How much time should a developer spend on coding versus testing versus writing various forms of documentation? I checked on-line to see what others thought and found plenty of coding versus test writing figures (such as this). Many estimated the code to test writing ratio at 1 to 1. Oddly I could not find any of these informal metrics that included documentation. So, I’ll offer my own.
It depends, of course, on the type of software being writing. Let’s assume that the software is a user facing application. In that case I think a ratio of: 40% on documentation, 40% on tests, and 20% coding is about right. Documentation includes code comments, log comments, API documentation, user manuals, and so on. Tests include unit tests, functional tests, and others. Coding is that thing you do to make your tests pass.

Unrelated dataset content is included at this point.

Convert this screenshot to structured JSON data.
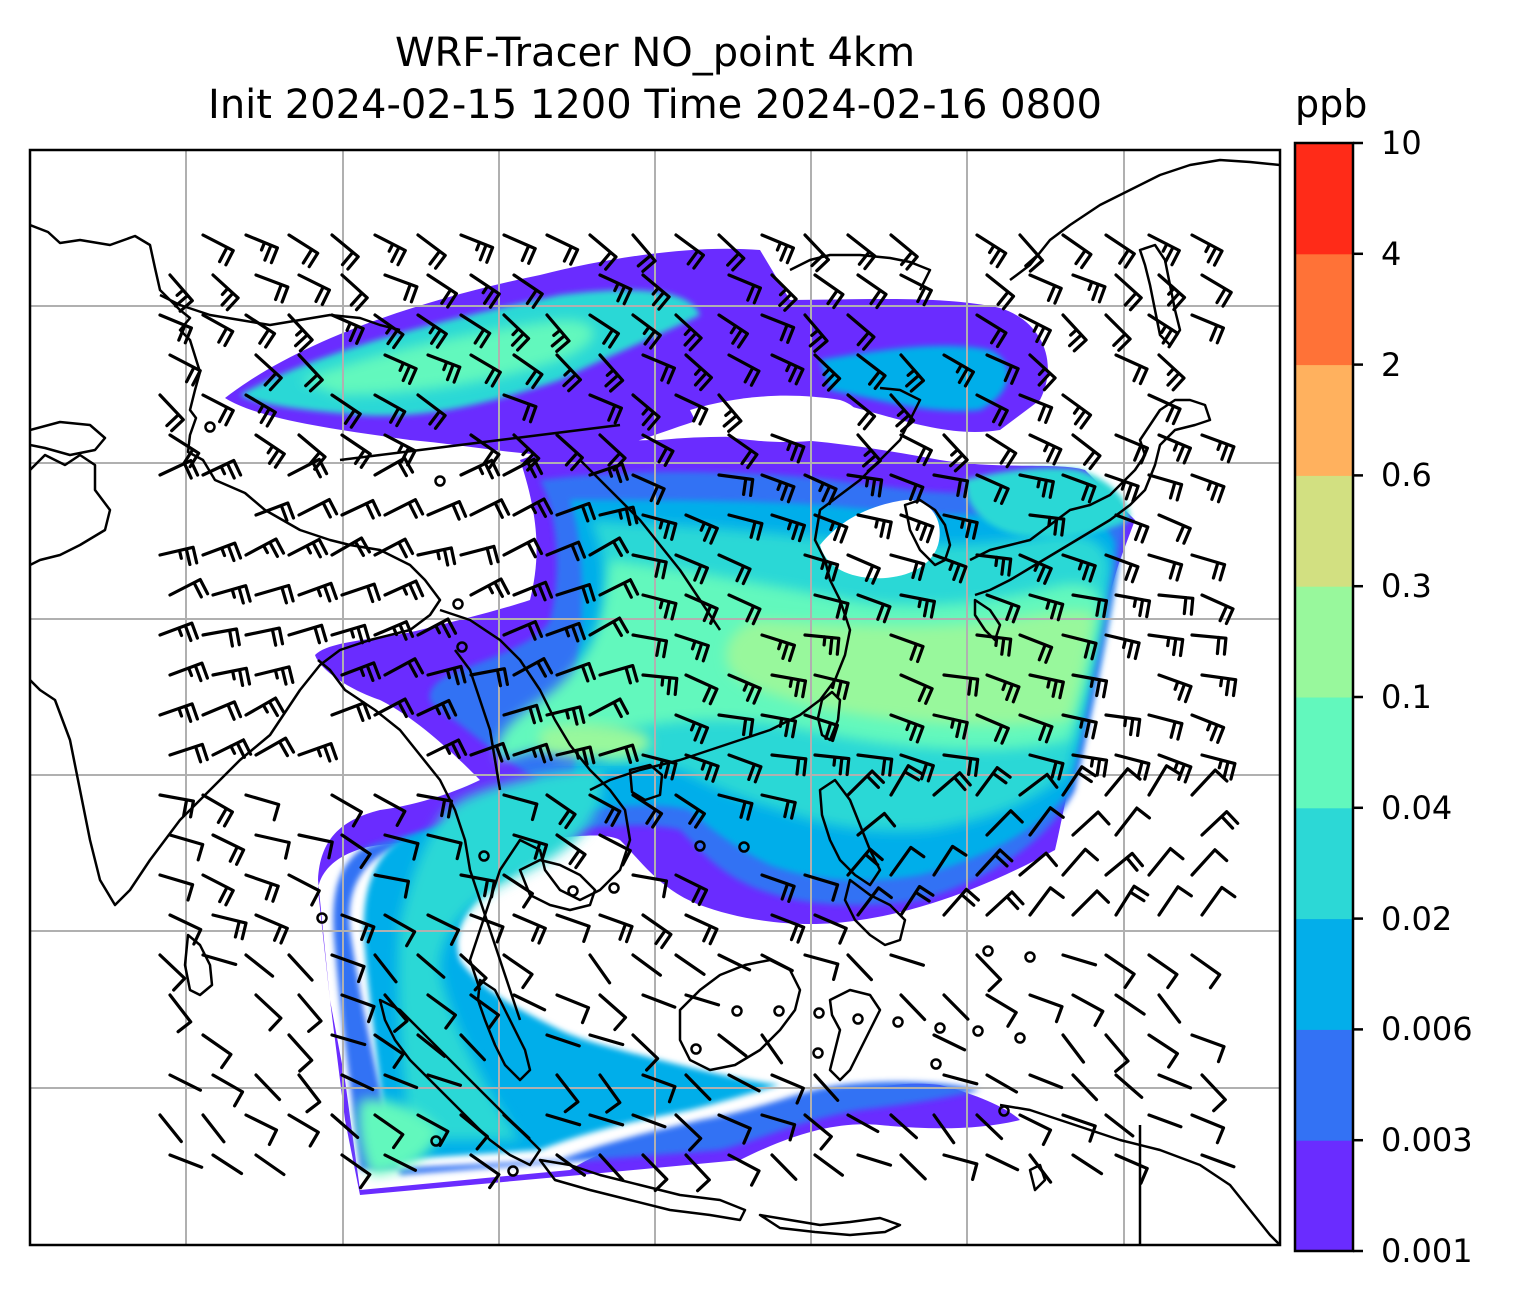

Rather than focus on cool hacks, I’d like to see developers (especially open source developers) focus on quality. The ratio I mention above is focused on quality. Cool hacks are about the programmer, quality is about others. Quality software runs reliably for others because it is well tested. Quality software is easy for others to use because it is well documented. Great software is quality software. Great programmers write quality software.

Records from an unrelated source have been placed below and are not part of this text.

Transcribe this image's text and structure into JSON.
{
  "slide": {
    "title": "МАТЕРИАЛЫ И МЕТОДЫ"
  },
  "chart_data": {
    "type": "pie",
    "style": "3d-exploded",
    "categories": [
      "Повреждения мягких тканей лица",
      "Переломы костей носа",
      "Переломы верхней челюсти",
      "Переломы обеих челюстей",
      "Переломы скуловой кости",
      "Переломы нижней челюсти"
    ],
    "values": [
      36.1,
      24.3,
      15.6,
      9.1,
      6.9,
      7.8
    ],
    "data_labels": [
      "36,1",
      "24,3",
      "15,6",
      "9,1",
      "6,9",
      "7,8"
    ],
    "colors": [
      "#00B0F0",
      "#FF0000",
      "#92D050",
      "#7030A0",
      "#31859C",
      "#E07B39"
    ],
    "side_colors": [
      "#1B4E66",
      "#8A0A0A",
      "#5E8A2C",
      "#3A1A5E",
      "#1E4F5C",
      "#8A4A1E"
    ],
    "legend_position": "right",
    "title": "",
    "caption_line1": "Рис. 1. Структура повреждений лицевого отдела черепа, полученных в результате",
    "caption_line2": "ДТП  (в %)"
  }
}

On a humorous note, while searching for metrics I came across the wonderful Tao of Programming and found this passage:
A novice asked the Master: “Here is a programmer that never designs, documents or tests his programs. Yet all who know him consider him one of the best programmers in the world. Why is this?”
The Master replies: “That programmer has mastered the Tao. He has gone beyond the need for design; he does not become angry when the system crashes, but accepts the universe without concern. He has gone beyond the need for documentation; he no longer cares if anyone else sees his code. He has gone beyond the need for testing; each of his programs are perfect within themselves, serene and elegant, their purpose self-evident. Truly, he has entered the mystery of Tao.”